Involve the student's physically and it will be wind ruffling leaves; involve their emotionality and your words will be as a stone dropped in water, the ripples will spread and rebound throughout their psyches. The hardest part of teaching the perception of and preparation for sudden overwhelming violence and death is to involve the survival instincts without serious injury or death to students or self. Practice - connect - startle.

Tiff said...

Good points from everyone here, and for the most part, I'm inclined to agree.

There's nothing more refreshing than a sanctuary, even if what one practices there is violence of some kind. A simple gym becomes a dojo, a bujinkan, when there is a spiritual element to the teachings, when the students are encouraged to be MORE of themselves and subsequently become warriors (not fighters). I empathize with your aversion to all the bullshit that encompasses a typical school or gym. But have faith in yourself and the students your teachings attract.
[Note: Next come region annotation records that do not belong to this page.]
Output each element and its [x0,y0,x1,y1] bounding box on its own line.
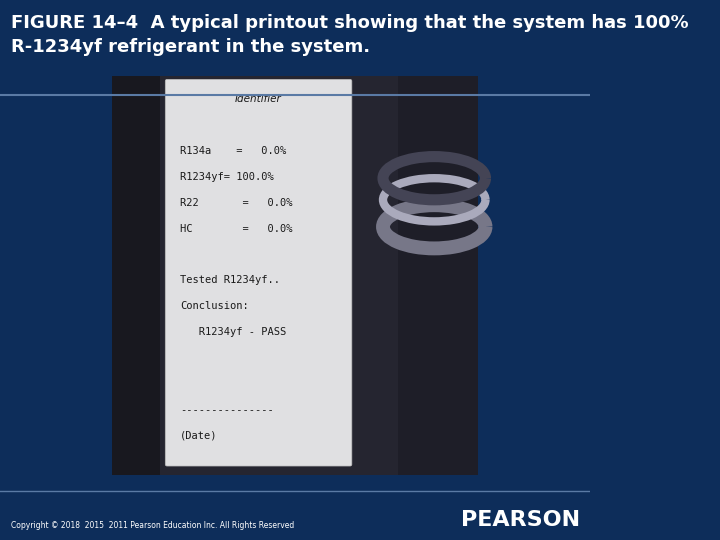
Bar [112,76,160,475]
Text: Tested R1234yf..: Tested R1234yf.. [180,275,280,286]
FancyBboxPatch shape [166,79,352,466]
Text: R1234yf= 100.0%: R1234yf= 100.0% [180,172,274,182]
Text: R22       =   0.0%: R22 = 0.0% [180,198,292,208]
Text: (Date): (Date) [180,430,217,441]
Text: PEARSON: PEARSON [461,510,580,530]
Text: Identifier: Identifier [235,94,282,105]
Text: ---------------: --------------- [180,404,274,415]
Text: Copyright © 2018  2015  2011 Pearson Education Inc. All Rights Reserved: Copyright © 2018 2015 2011 Pearson Educa… [11,521,294,530]
Text: R134a    =   0.0%: R134a = 0.0% [180,146,287,156]
Bar [397,76,478,475]
Text: Conclusion:: Conclusion: [180,301,249,311]
Text: R1234yf - PASS: R1234yf - PASS [180,327,287,337]
Text: FIGURE 14–4  A typical printout showing that the system has 100%
R-1234yf refrig: FIGURE 14–4 A typical printout showing t… [11,14,688,57]
Bar [112,76,478,475]
Text: HC        =   0.0%: HC = 0.0% [180,224,292,234]
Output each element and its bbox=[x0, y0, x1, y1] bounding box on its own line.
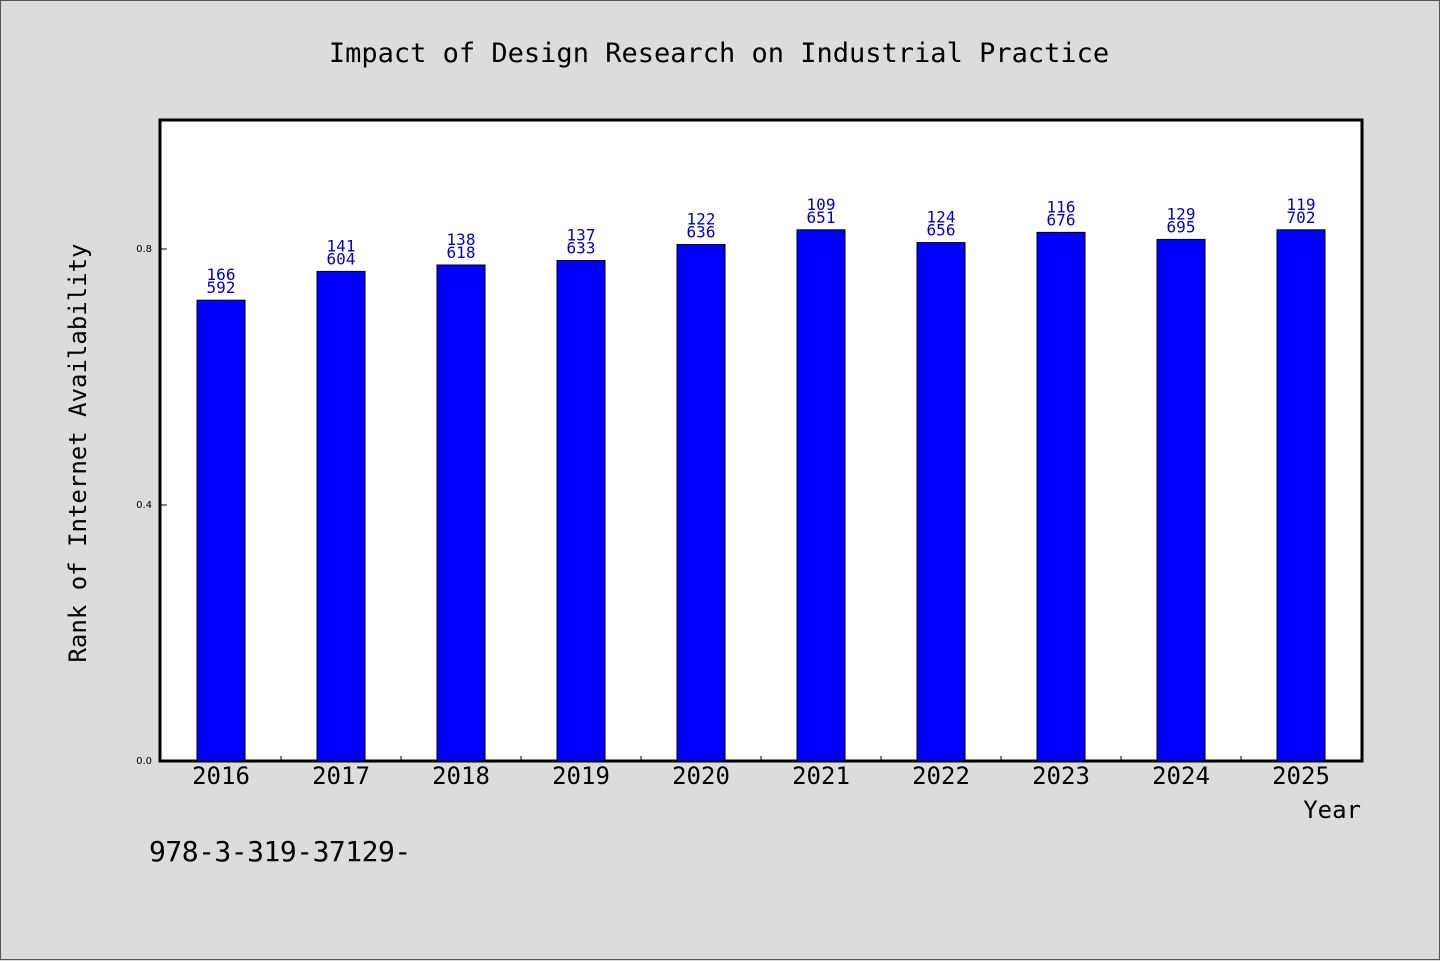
bar-label-top-2019: 137 bbox=[567, 226, 596, 245]
bar-2019 bbox=[556, 260, 606, 762]
x-tick-label-2025: 2025 bbox=[1272, 762, 1330, 790]
bar-label-top-2016: 166 bbox=[207, 265, 236, 284]
bar-2022 bbox=[916, 242, 966, 762]
bar-label-bottom-2023: 676 bbox=[1047, 210, 1076, 229]
bar-label-bottom-2025: 702 bbox=[1287, 208, 1316, 227]
bar-label-bottom-2016: 592 bbox=[207, 278, 236, 297]
y-tick-label-0.8: 0.8 bbox=[136, 244, 152, 255]
bar-label-top-2021: 109 bbox=[807, 195, 836, 214]
bar-label-bottom-2017: 604 bbox=[327, 249, 356, 268]
x-tick-label-2020: 2020 bbox=[672, 762, 730, 790]
x-axis: 2016 2017 2018 2019 2020 2021 2022 2023 2024 2025 bbox=[192, 756, 1330, 790]
y-tick-label-0.4: 0.4 bbox=[136, 500, 152, 511]
bar-2017 bbox=[316, 270, 366, 762]
x-tick-label-2018: 2018 bbox=[432, 762, 490, 790]
x-tick-label-2023: 2023 bbox=[1032, 762, 1090, 790]
bar-label-top-2017: 141 bbox=[327, 236, 356, 255]
bar-2021 bbox=[796, 229, 846, 762]
bar-2018 bbox=[436, 264, 486, 762]
y-axis: 0.0 0.4 0.8 bbox=[136, 244, 167, 767]
x-tick-label-2022: 2022 bbox=[912, 762, 970, 790]
bar-2020 bbox=[676, 244, 726, 762]
bar-label-top-2018: 138 bbox=[447, 230, 476, 249]
bars-layer bbox=[196, 229, 1326, 762]
bar-label-top-2022: 124 bbox=[927, 208, 956, 227]
x-tick-label-2021: 2021 bbox=[792, 762, 850, 790]
bar-label-bottom-2021: 651 bbox=[807, 208, 836, 227]
isbn-code: 978-3-319-37129- bbox=[149, 835, 411, 868]
x-tick-label-2019: 2019 bbox=[552, 762, 610, 790]
x-tick-label-2024: 2024 bbox=[1152, 762, 1210, 790]
bar-label-top-2024: 129 bbox=[1167, 204, 1196, 223]
y-tick-label-0.0: 0.0 bbox=[136, 756, 152, 767]
bar-label-top-2020: 122 bbox=[687, 210, 716, 229]
bar-2023 bbox=[1036, 231, 1086, 762]
bar-label-bottom-2018: 618 bbox=[447, 243, 476, 262]
chart-title: Impact of Design Research on Industrial … bbox=[329, 38, 1109, 69]
bar-label-bottom-2024: 695 bbox=[1167, 217, 1196, 236]
bar-2025 bbox=[1276, 229, 1326, 762]
x-tick-label-2016: 2016 bbox=[192, 762, 250, 790]
x-axis-label: Year bbox=[1303, 796, 1361, 824]
bar-label-bottom-2019: 633 bbox=[567, 239, 596, 258]
y-axis-label: Rank of Internet Availability bbox=[64, 243, 92, 662]
bar-2024 bbox=[1156, 238, 1206, 762]
bar-label-top-2025: 119 bbox=[1287, 195, 1316, 214]
bar-2016 bbox=[196, 299, 246, 762]
x-tick-label-2017: 2017 bbox=[312, 762, 370, 790]
bar-label-bottom-2022: 656 bbox=[927, 221, 956, 240]
bar-label-bottom-2020: 636 bbox=[687, 223, 716, 242]
bar-label-top-2023: 116 bbox=[1047, 197, 1076, 216]
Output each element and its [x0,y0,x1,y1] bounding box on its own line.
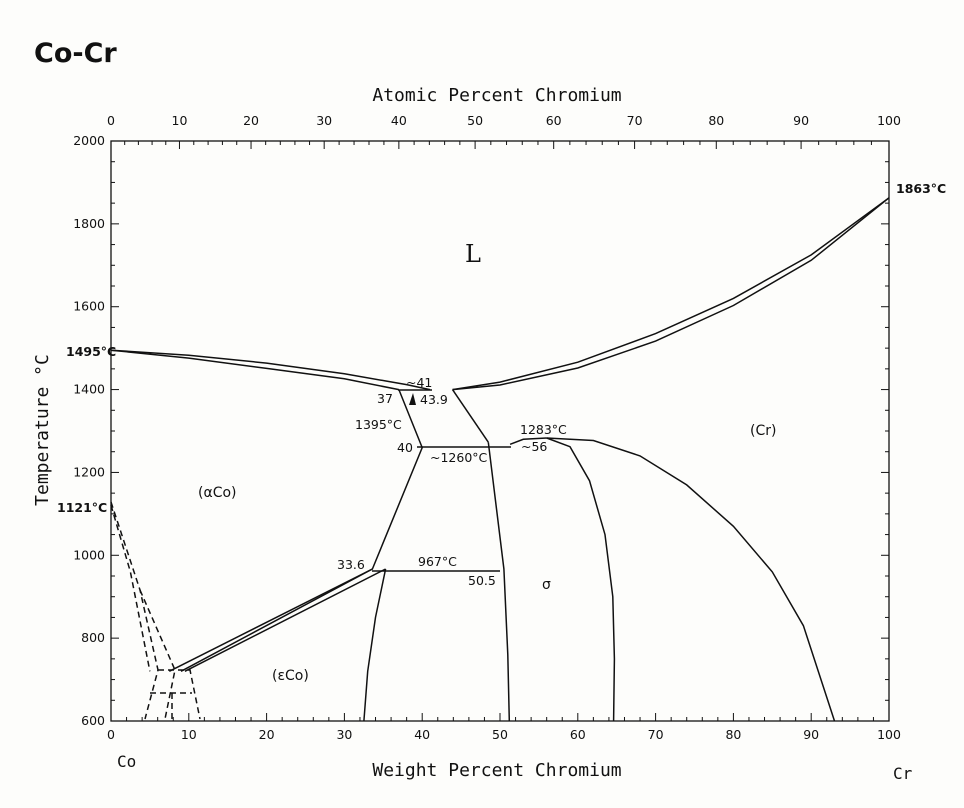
peritectoid-left-composition: 40 [397,440,413,455]
eutectic-composition: ~41 [406,375,432,390]
liquidus-right-line [452,197,890,391]
sigma-right-boundary-line [546,437,616,722]
liquidus-left-line [110,349,431,391]
eutectic-left-composition: 37 [377,391,393,406]
left-tick-label: 1000 [73,547,105,562]
top-tick-label: 10 [172,113,188,128]
co-dash-mid [139,589,176,720]
bottom-tick-label: 90 [803,727,819,742]
martensite-finish-line [184,568,386,672]
bottom-tick-label: 60 [570,727,586,742]
eutectic-arrow [409,393,416,405]
solidus-left-line [110,349,400,391]
cr-boundary-high-line [451,389,489,443]
bottom-tick-label: 40 [414,727,430,742]
left-tick-label: 1200 [73,464,105,479]
bottom-axis-ticks: 0 10 20 30 40 50 60 70 80 90 100 [107,713,901,742]
eutectoid-right-composition: 50.5 [468,573,496,588]
bottom-tick-label: 70 [648,727,664,742]
region-cr: (Cr) [750,423,776,439]
left-tick-label: 1400 [73,382,105,397]
co-dash-left [110,501,159,720]
left-axis-title: Temperature °C [32,354,53,506]
peritectoid-temperature: ~1260°C [430,450,488,465]
top-tick-label: 40 [391,113,407,128]
region-sigma: σ [542,577,551,593]
top-axis-ticks: 0 10 20 30 40 50 60 70 80 90 100 [107,113,901,149]
co-melting-point: 1495°C [66,344,116,359]
left-tick-label: 1600 [73,299,105,314]
left-axis-ticks: 600 800 1000 1200 1400 1600 1800 2000 [73,133,889,728]
top-tick-label: 20 [243,113,259,128]
cr-solvus-line [546,437,836,722]
top-tick-label: 60 [546,113,562,128]
eutectoid-temperature: 967°C [418,554,457,569]
eutectic-temperature: 1395°C [355,417,402,432]
top-tick-label: 80 [708,113,724,128]
bottom-tick-label: 30 [336,727,352,742]
region-alpha-co: (αCo) [198,485,237,501]
top-tick-label: 90 [793,113,809,128]
sigma-left-boundary-line [487,442,511,722]
bottom-tick-label: 100 [877,727,901,742]
bottom-tick-label: 80 [725,727,741,742]
epsilon-co-boundary-line [363,568,387,722]
co-dash-right [158,669,201,720]
top-tick-label: 0 [107,113,115,128]
alpha-co-boundary-line [180,389,424,672]
eutectoid-left-composition: 33.6 [337,557,365,572]
page-title: Co-Cr [34,38,117,69]
co-transition-temp: 1121°C [57,500,107,515]
co-transition-dashed-line [110,504,151,672]
bottom-tick-label: 50 [492,727,508,742]
top-tick-label: 30 [316,113,332,128]
martensite-start-line [168,568,373,672]
sigma-max-temperature: 1283°C [520,422,567,437]
bottom-tick-label: 20 [259,727,275,742]
bottom-tick-label: 0 [107,727,115,742]
eutectic-right-composition: 43.9 [420,392,448,407]
region-liquid: L [465,240,481,268]
sigma-dome-line [509,437,547,446]
cr-melting-point: 1863°C [896,181,946,196]
top-tick-label: 100 [877,113,901,128]
left-tick-label: 2000 [73,133,105,148]
left-tick-label: 800 [81,630,105,645]
bottom-axis-title: Weight Percent Chromium [372,760,621,781]
solidus-right-line [452,197,890,391]
bottom-tick-label: 10 [181,727,197,742]
element-label-cr: Cr [893,764,913,783]
top-axis-title: Atomic Percent Chromium [372,85,621,106]
left-tick-label: 1800 [73,216,105,231]
top-tick-label: 50 [467,113,483,128]
left-tick-label: 600 [81,713,105,728]
phase-boundaries [110,197,890,722]
sigma-max-composition: ~56 [521,439,547,454]
top-tick-label: 70 [627,113,643,128]
region-epsilon-co: (εCo) [272,668,309,684]
element-label-co: Co [117,752,136,771]
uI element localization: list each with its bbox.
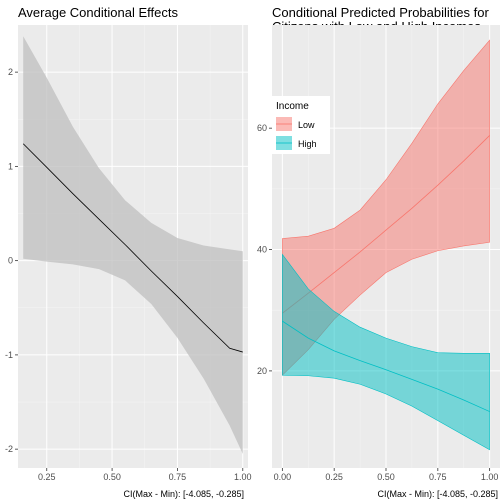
right-axes: 0.00 0.25 0.50 0.75 1.00 20 40 60 xyxy=(257,123,498,482)
legend: Income Low High xyxy=(272,96,330,154)
left-caption: CI(Max - Min): [-4.085, -0.285] xyxy=(123,489,244,499)
y-tick-label: -1 xyxy=(5,350,13,360)
x-tick-label: 1.00 xyxy=(234,472,252,482)
line-high xyxy=(282,320,490,412)
effect-line xyxy=(22,143,243,353)
x-tick-label: 0.75 xyxy=(429,472,447,482)
legend-title: Income xyxy=(276,101,309,112)
left-panel-title: Average Conditional Effects xyxy=(18,5,178,20)
y-tick-label: 0 xyxy=(8,256,13,266)
right-title-line-1: Conditional Predicted Probabilities for xyxy=(272,5,489,20)
y-tick-label: 20 xyxy=(257,366,267,376)
right-data-layer xyxy=(282,39,490,451)
x-tick-label: 1.00 xyxy=(481,472,499,482)
ci-band-high xyxy=(282,253,490,451)
left-axes: 0.25 0.50 0.75 1.00 -2 -1 0 1 2 xyxy=(5,67,252,482)
x-tick-label: 0.75 xyxy=(169,472,187,482)
left-panel: Average Conditional Effects 0.25 0.50 0.75… xyxy=(5,5,252,499)
ci-band xyxy=(23,36,243,454)
y-tick-label: 40 xyxy=(257,245,267,255)
line-low xyxy=(282,135,490,314)
x-tick-label: 0.25 xyxy=(38,472,56,482)
y-tick-label: 60 xyxy=(257,123,267,133)
legend-label-low: Low xyxy=(298,120,315,130)
x-tick-label: 0.50 xyxy=(377,472,395,482)
legend-label-high: High xyxy=(298,139,317,149)
y-tick-label: 2 xyxy=(8,67,13,77)
left-data-layer xyxy=(22,36,243,454)
y-tick-label: -2 xyxy=(5,444,13,454)
x-tick-label: 0.00 xyxy=(274,472,292,482)
right-caption: CI(Max - Min): [-4.085, -0.285] xyxy=(377,489,498,499)
x-tick-label: 0.50 xyxy=(103,472,121,482)
y-tick-label: 1 xyxy=(8,161,13,171)
right-panel: Conditional Predicted Probabilities for … xyxy=(257,5,500,499)
x-tick-label: 0.25 xyxy=(325,472,343,482)
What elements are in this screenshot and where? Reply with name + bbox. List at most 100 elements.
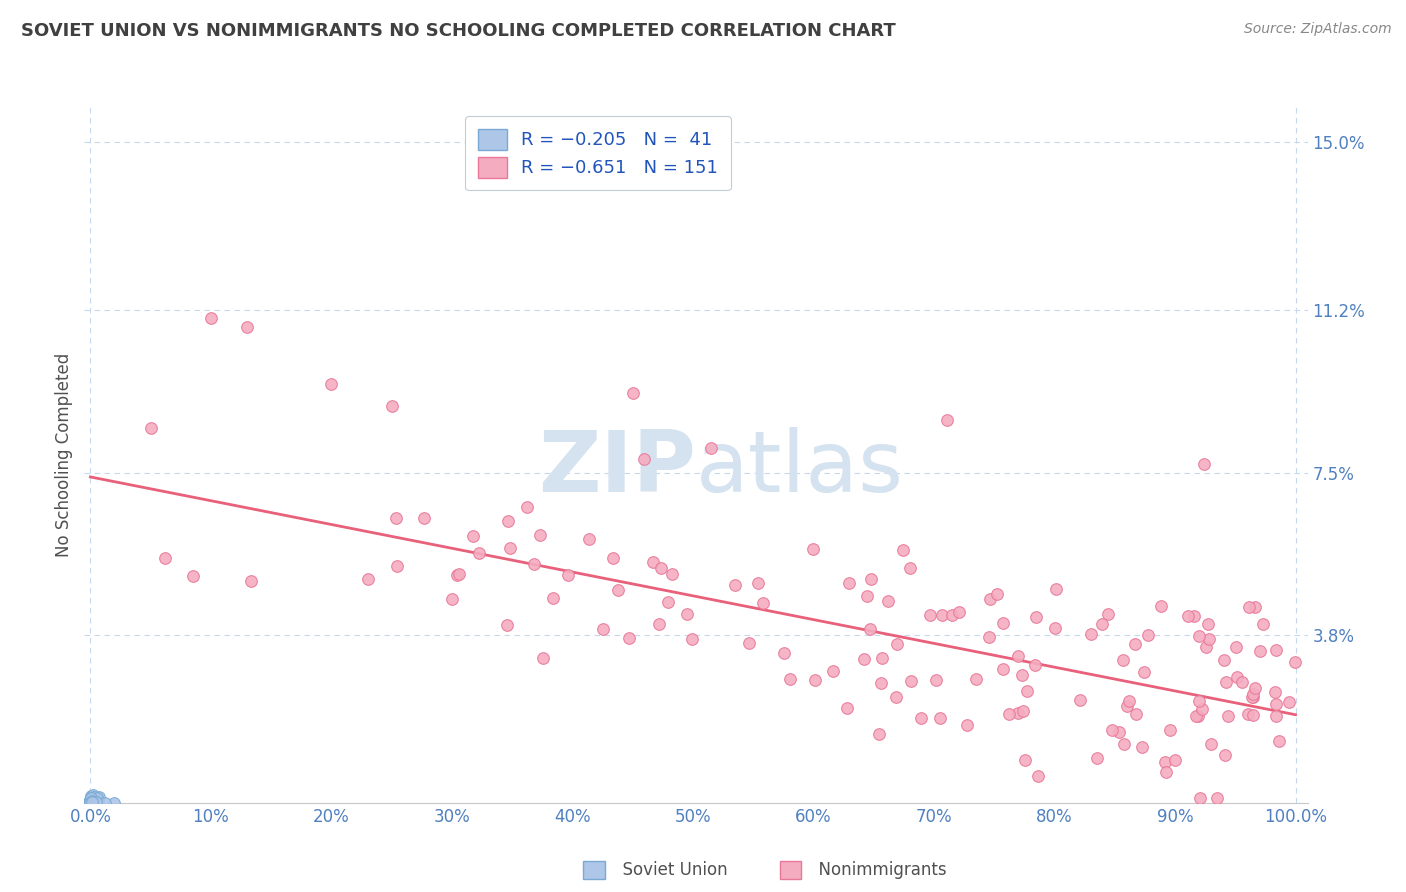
Point [440,592,463,607]
Point [920,607,942,622]
Point [83,791,105,805]
Point [1026,769,1049,783]
Point [1284,655,1306,669]
Point [1118,694,1140,708]
Point [200,311,222,326]
Point [1243,688,1265,702]
Point [1216,709,1239,723]
Point [82,790,104,805]
Point [1195,640,1218,654]
Point [821,665,844,679]
Point [956,718,979,732]
Point [1241,708,1264,723]
Point [617,631,640,645]
Point [1198,632,1220,646]
Point [1043,621,1066,635]
Point [82,794,104,808]
Point [986,587,1008,601]
Point [80,790,103,805]
Point [993,662,1015,676]
Point [1213,653,1236,667]
Text: SOVIET UNION VS NONIMMIGRANTS NO SCHOOLING COMPLETED CORRELATION CHART: SOVIET UNION VS NONIMMIGRANTS NO SCHOOLI… [21,22,896,40]
Point [82,795,104,809]
Point [79,793,101,807]
Point [931,608,953,623]
Point [82,794,104,808]
Point [79,796,101,810]
Point [898,560,921,574]
Point [578,533,600,547]
Point [1241,690,1264,705]
Point [79,796,101,810]
Point [1069,693,1091,707]
Point [84,795,107,809]
Point [499,541,522,556]
Point [496,514,519,528]
Point [447,566,470,581]
Point [1080,627,1102,641]
Point [801,541,824,556]
Point [1225,640,1247,655]
Point [1265,708,1288,723]
Point [86,791,108,805]
Point [1189,791,1212,805]
Point [1116,698,1139,713]
Point [979,592,1001,607]
Point [633,452,655,467]
Point [516,500,538,515]
Point [446,568,468,582]
Point [1125,706,1147,721]
Point [779,672,801,686]
Point [1237,706,1260,721]
Text: Nonimmigrants: Nonimmigrants [808,861,948,879]
Point [1153,755,1175,769]
Point [676,607,699,622]
Point [495,617,517,632]
Point [724,577,747,591]
Point [1240,690,1263,705]
Point [80,795,103,809]
Point [79,796,101,810]
Point [1014,753,1036,767]
Point [929,711,952,725]
Point [1265,697,1288,711]
Point [1264,685,1286,699]
Point [1264,642,1286,657]
Point [1007,648,1029,663]
Point [381,400,404,414]
Point [1199,737,1222,751]
Point [737,636,759,650]
Point [1007,706,1029,720]
Point [1130,739,1153,754]
Point [1244,600,1267,615]
Point [1244,681,1267,696]
Point [936,413,959,427]
Point [1154,765,1177,780]
Point [1197,616,1219,631]
Point [240,574,263,588]
Point [94,796,117,810]
Point [79,795,101,809]
Point [1097,607,1119,621]
Point [941,607,963,622]
Point [772,646,794,660]
Point [602,551,624,566]
Point [84,793,107,807]
Point [1045,582,1067,596]
Point [83,789,105,804]
Point [1012,704,1035,718]
Point [1239,599,1261,614]
Point [80,796,103,810]
Point [891,543,914,558]
Point [463,529,485,543]
Point [1184,708,1206,723]
Point [592,622,614,636]
Point [925,673,948,687]
Point [993,616,1015,631]
Point [853,652,876,666]
Point [1150,599,1173,614]
Point [384,511,406,525]
Point [1253,617,1275,632]
Point [468,546,491,560]
Point [1188,629,1211,643]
I agree that most of what you teach is kinda "no shit" stuff that easily fits into a single day (albeit the WHOLE day), and the rest is left to us. Bear in-mind, however, the notion that your path has brought you to people that do not have your vision -- your perspective. Even after reading your pivotal book, I can attest to the power of one of your seminars. I find open all around me doors that were once closed. Amazing, isn't it, that all it took was one person to show me it could be done? That's where the credit is shared -- when a group becomes a team.

Understand this, Rory: No matter where you go or who you teach, you transform -- the place, the students. You are Shidoshi -- YOU are the sanctuary.

Lion prints, my friend. And you leave your mark wherever you go.

Rory said...

Hmmm. Had an insight and then Tiff's comment completely inflated my ego.

I don't think, in martial arts that there is usually a distinction between learning and practicing. That makes for a lot of disconnect on the time. I still, after 29 years, practice rolling my wrists and doing four-way wrist parries... but i've had doors open and learned huge epiphanies with the right word at the right time.

Second thing is that sometimes it seems that MA are taught in a vacuum. You learn a move like you have never walked before. Just as there are only so many things you can do to someone's body, there are also only so many things you can do with your own, If you keep it simple, there shouldn't be any motions in MA that are new to anybody. Muscles only contract and relax after all, and all motion derives from that.

Third, I primarily teach things that you already know. You may not recognize a predator dynamic, but you have seen them all your life. You might not have thought that you can talk down a challenge but can't talk down a predator until you put it in context... you can and have calmed dogs and some people, but not a cougar or a shark... and a dog hunting doesn't act like a dog posturing.

It's all stuff you already know, it just needs context.

Lastly, there is a part of your brain that turns off when you are under the guidance of a teacher. I've seen it too many times and no that I'm not an exception. When the big goal of teaching is to give power and foster independence, the act of teaching itself eventually gets in the way.

Some of this has work-arounds. Still thinking.

jks9199 said...

There does come a time when the student must stop looking outside for answers, whether the lessons are in martial arts, or something else. That doesn't mean that outside input isn't useful, or that teachers can't still add to the learning -- but the search and understanding must come from within, rather than outside.

In the early stages of training, everything comes from outside. The teacher shows the movement, and the application, and the student copies it.

In the middle stages of training, the student begins to find different applications and, when shown one technique, can see many more. But the student still looks to the teacher for validation and direction.

In the later stages of training, the student finds the answers for themselves, and doesn't need that validation or direction. The student has taken the responsibility for their own learning. Advice and input from teachers is accepted and useful... but it's not demanded or relied upon.